Massiel is, at this point, a small study hosted by Google Code of whether some open source projects depend on a fixed subset of people, or whether they are sustainable and new generations of community members can take over. And we are doing it a la open research.
Massiel was born as part of a short collaboration between OSS Watch (UK) and Libresoft (Spain), and informed by our Profiling Communities Expert Workshop. In short, Massiel is so far an attempt to extend FLOSSMetrics, providing scripts for higher level analysis of databases created from projects’ svn logs and mailing lists (we have imported some code from CVSAnalY to do this). We are also exploring with Andrea Wiggins the use of workflows like those in myExperiment.
So why bother? Because even though OSS Watch is not a research group, data to back our advice to projects and institutions is very useful. This is important, for example, to avoid confirmation bias. That is, to avoid cherry picking information that confirms what we think about software projects and communities, while snubbing facts that contradict our beliefs.

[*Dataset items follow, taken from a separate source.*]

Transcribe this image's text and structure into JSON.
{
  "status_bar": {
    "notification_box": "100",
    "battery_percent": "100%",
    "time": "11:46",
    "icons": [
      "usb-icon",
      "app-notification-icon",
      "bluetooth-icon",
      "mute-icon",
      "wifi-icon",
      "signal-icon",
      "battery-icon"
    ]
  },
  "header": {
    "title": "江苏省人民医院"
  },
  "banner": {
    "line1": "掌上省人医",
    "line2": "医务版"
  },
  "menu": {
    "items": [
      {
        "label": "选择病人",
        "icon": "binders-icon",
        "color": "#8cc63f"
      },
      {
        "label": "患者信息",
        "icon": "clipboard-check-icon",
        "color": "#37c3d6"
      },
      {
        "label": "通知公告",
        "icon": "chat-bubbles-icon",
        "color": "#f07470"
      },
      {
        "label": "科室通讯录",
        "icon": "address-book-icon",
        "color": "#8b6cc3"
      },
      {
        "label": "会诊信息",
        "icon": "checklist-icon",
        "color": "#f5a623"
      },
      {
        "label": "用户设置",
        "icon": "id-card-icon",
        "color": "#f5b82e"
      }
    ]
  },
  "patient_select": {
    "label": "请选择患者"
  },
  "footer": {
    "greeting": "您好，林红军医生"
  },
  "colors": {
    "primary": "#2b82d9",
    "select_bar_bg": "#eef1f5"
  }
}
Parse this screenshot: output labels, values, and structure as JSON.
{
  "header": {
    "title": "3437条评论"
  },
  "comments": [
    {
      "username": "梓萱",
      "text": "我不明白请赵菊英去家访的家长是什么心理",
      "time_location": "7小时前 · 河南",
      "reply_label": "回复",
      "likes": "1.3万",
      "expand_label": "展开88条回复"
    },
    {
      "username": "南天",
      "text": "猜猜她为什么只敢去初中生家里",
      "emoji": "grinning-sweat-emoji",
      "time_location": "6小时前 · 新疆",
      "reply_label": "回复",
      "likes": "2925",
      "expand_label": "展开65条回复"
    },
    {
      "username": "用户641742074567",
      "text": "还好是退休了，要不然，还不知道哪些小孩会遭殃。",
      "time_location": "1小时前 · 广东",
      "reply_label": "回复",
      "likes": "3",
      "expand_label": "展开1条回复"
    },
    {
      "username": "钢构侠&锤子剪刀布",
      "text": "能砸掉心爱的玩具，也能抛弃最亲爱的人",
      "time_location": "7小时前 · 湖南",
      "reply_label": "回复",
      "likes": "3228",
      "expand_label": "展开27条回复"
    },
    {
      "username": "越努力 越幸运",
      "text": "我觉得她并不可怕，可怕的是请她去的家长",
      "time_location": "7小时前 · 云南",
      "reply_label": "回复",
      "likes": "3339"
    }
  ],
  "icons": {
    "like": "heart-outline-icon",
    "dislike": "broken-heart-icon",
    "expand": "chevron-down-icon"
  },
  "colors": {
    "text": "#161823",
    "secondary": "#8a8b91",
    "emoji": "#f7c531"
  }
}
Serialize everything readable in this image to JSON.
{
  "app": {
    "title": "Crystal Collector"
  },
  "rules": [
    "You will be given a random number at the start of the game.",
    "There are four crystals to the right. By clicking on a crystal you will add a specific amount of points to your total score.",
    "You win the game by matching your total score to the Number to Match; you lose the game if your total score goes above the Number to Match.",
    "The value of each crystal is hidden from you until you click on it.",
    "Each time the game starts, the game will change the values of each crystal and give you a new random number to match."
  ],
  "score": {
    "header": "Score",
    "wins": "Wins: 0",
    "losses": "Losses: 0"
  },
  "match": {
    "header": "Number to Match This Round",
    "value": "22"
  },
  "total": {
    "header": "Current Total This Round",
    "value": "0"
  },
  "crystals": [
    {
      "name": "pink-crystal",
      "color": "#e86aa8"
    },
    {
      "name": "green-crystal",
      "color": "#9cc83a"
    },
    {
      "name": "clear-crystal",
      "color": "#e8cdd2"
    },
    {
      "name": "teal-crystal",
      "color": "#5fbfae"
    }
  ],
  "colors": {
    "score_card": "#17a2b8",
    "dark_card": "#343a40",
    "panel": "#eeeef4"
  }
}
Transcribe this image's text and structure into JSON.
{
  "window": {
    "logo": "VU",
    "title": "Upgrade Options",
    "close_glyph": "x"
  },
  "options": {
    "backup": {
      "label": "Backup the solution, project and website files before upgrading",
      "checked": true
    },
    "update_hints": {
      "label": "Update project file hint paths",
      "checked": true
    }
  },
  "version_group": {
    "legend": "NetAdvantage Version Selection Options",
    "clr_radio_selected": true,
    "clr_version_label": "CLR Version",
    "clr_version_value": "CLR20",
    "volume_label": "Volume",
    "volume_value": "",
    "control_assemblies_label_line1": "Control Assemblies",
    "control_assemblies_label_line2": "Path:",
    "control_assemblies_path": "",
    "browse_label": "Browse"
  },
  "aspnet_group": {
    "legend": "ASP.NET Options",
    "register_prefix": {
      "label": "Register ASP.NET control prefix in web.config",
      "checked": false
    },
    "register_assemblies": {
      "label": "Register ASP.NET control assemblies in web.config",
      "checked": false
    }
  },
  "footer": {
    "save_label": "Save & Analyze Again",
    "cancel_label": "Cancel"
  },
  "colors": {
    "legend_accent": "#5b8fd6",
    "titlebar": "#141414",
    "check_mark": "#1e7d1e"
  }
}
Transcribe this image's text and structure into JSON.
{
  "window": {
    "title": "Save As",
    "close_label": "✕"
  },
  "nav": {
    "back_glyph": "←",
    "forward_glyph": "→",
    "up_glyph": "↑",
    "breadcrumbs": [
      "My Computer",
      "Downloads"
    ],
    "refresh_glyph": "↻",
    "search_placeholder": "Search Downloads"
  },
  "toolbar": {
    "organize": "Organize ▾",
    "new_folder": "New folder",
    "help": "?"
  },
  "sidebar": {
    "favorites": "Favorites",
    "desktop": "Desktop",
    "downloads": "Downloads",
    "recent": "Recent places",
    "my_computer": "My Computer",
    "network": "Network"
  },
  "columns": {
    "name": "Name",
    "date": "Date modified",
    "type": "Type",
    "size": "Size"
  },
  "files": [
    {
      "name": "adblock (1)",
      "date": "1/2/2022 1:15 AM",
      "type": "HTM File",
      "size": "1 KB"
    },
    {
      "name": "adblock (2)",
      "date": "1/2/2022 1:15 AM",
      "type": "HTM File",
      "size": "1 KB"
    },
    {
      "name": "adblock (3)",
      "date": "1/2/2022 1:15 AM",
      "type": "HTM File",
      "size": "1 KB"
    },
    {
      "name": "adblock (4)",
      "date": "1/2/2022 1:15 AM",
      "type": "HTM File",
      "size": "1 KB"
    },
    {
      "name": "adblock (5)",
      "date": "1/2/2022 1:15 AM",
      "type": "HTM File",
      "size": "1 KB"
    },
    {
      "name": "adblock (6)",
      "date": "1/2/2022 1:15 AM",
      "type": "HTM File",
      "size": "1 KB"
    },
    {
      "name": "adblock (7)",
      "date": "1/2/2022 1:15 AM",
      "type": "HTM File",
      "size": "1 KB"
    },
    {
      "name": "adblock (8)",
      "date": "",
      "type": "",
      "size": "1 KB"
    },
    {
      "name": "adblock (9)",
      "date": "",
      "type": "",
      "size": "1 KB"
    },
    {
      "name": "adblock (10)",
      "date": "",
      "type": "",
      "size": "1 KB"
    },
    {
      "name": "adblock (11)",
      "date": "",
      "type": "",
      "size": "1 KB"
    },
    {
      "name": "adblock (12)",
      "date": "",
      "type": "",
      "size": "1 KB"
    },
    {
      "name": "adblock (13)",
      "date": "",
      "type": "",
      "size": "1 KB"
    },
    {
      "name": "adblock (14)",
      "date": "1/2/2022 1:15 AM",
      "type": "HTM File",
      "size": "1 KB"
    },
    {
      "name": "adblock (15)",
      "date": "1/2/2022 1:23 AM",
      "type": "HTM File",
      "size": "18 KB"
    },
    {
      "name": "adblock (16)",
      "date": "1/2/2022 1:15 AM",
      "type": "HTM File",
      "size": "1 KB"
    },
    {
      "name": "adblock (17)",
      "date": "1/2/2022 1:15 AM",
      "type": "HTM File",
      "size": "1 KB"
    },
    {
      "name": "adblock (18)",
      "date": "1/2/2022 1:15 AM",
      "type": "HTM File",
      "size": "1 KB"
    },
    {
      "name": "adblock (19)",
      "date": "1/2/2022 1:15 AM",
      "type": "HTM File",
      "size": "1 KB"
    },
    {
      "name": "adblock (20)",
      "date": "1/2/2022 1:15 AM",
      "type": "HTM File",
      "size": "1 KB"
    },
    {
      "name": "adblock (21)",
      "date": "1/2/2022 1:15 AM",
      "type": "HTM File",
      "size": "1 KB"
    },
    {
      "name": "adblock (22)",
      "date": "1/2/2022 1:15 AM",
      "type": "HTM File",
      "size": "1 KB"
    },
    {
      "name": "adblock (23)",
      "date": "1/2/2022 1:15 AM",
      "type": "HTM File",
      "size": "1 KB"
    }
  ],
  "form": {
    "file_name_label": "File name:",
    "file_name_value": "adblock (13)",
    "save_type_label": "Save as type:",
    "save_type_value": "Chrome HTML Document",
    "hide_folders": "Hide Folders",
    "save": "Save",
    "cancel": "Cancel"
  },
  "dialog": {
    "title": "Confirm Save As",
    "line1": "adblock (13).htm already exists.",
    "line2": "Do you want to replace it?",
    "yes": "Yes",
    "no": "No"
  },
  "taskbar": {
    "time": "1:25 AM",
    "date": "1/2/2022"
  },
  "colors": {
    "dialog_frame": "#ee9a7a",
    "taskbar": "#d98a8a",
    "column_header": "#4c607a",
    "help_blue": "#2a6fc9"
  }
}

The Profiling Communities workshop that we ran on July 11 addressed interesting questions. How can research be useful to evaluate open software communities? What is available in terms of data, tools, scientific methodology and algorithms? What would be interesting to measure?
The bit about open research just means that instead of running the study behind closed doors, and then one day publishing the results in a subscription journal, we make the data, methodology and intermediate results available right from the beginning.
This is more convenient for dissemination, but also a more effective collaboration framework for this project. The collaboration started when Israel Herraiz from Libresoft came to OSS Watch for a 1 month internship. In this case, starting a Google Code project was an easy way of setting up the infrastructure for the project (version control for the code, an issue tracker, mailing lists…), allowing it to survive past the 1 month internship, and at the same time enabling contributions from other people.
In addition to the purely utilitarian side of it, it could be argued that open research is better value for society than the more widespread subscription journal alternative. Scott Aaronson’s “Review of The Access Principle by John Willinsky” notes (with a good sense of humour) that researches and their institutions are using their time and resources to produce a wealth of invaluable scientific knowledge, that they give away to private publishing conglomerates. And this knowledge, produced by the scientific community and often funded with public money, remains closed and expensive, not only to the general public, but to the scientific community itself.